Aa = [A, zeros(nx, ny); -C, zeros(ny, ny)];
Ba = [B ; -D];
Ca = [C, zeros(ny, ny)];

Q = eye(nx + ny);
R = 9*eye(nu);

sys = ss(A, B, C, D);

K = lqi(sys, Q, R);
Ac = Aa - Ba*K;

However, if we look at the eigenvalues of the closed loop system (the maximum real part) we get:

>> max(real(eig(Ac)))

ans =

   9.6409e-15

This is practically (up to numerics) zero, so the closed loop system is not Hurwitz and so the computed gain is not stabilizing. I suspect that it is just numeric inaccuracy that lqi does not produce an error message in this case because the system is not controllable.

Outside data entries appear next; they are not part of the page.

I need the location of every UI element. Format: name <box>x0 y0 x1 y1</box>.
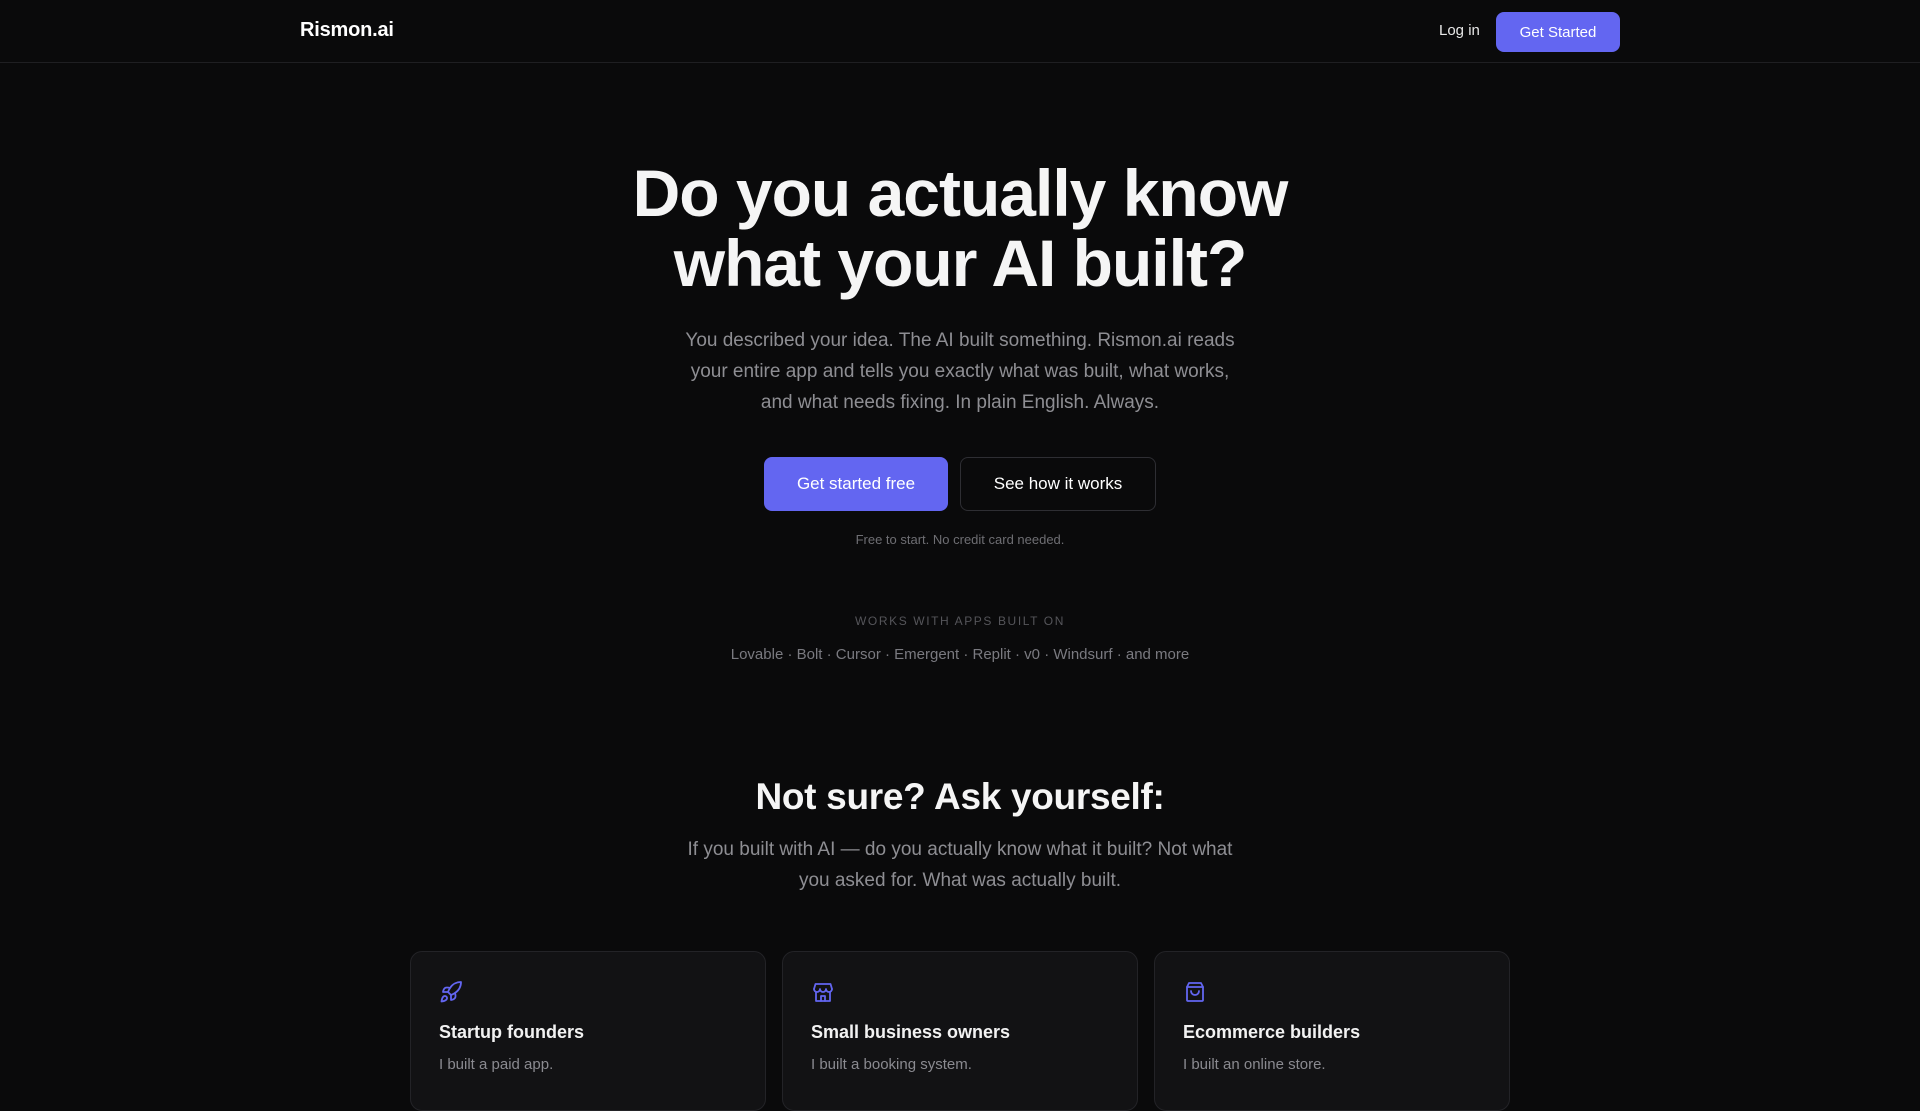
card-description: I built a booking system. <box>811 1056 972 1073</box>
hero-subtitle-line-1: You described your idea. The AI built so… <box>685 330 1235 351</box>
rocket-icon <box>439 980 463 1004</box>
works-with-list: Lovable · Bolt · Cursor · Emergent · Rep… <box>730 646 1190 663</box>
card-title: Startup founders <box>439 1022 585 1042</box>
store-icon <box>811 980 835 1004</box>
card-ecommerce-builders[interactable]: Ecommerce builders I built an online sto… <box>1154 951 1510 1111</box>
top-navigation: Rismon.ai Log in Get Started <box>0 0 1920 63</box>
card-description: I built a paid app. <box>439 1056 554 1073</box>
works-with-label: WORKS WITH APPS BUILT ON <box>855 614 1065 628</box>
get-started-button[interactable]: Get Started <box>1496 12 1620 52</box>
hero-subtitle: You described your idea. The AI built so… <box>670 325 1250 418</box>
section-title: Not sure? Ask yourself: <box>755 776 1165 817</box>
logo[interactable]: Rismon.ai <box>300 19 394 42</box>
card-startup-founders[interactable]: Startup founders I built a paid app. <box>410 951 766 1111</box>
hero-title-line-2: what your AI built? <box>673 226 1248 300</box>
section-subtitle-line-1: If you built with AI — do you actually k… <box>687 839 1233 860</box>
card-title: Small business owners <box>811 1022 1011 1042</box>
see-how-it-works-button[interactable]: See how it works <box>960 457 1156 511</box>
section-subtitle-line-2: you asked for. What was actually built. <box>798 870 1122 891</box>
hero-title: Do you actually know what your AI built? <box>0 158 1920 298</box>
get-started-free-button[interactable]: Get started free <box>764 457 948 511</box>
card-small-business-owners[interactable]: Small business owners I built a booking … <box>782 951 1138 1111</box>
fine-print: Free to start. No credit card needed. <box>855 532 1065 547</box>
card-title: Ecommerce builders <box>1183 1022 1361 1042</box>
hero-title-line-1: Do you actually know <box>632 156 1289 230</box>
shopping-bag-icon <box>1183 980 1207 1004</box>
card-description: I built an online store. <box>1183 1056 1326 1073</box>
hero-subtitle-line-2: your entire app and tells you exactly wh… <box>690 361 1230 382</box>
login-link[interactable]: Log in <box>1439 22 1480 39</box>
hero-subtitle-line-3: and what needs fixing. In plain English.… <box>760 392 1160 413</box>
section-subtitle: If you built with AI — do you actually k… <box>670 834 1250 896</box>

[~,~,~,~,k] = ctrbf(Aa, Ba, Ca);
n_uc = size(Aa,1) - sum(k) % Number of uncontrollable states

This code prints:

n_uc =

     3

So the number of uncontrollable states is $n_{uc} = 3$, as we expected and so your augmented system is not controllable. The solution is to reduce your outputs used for integral action.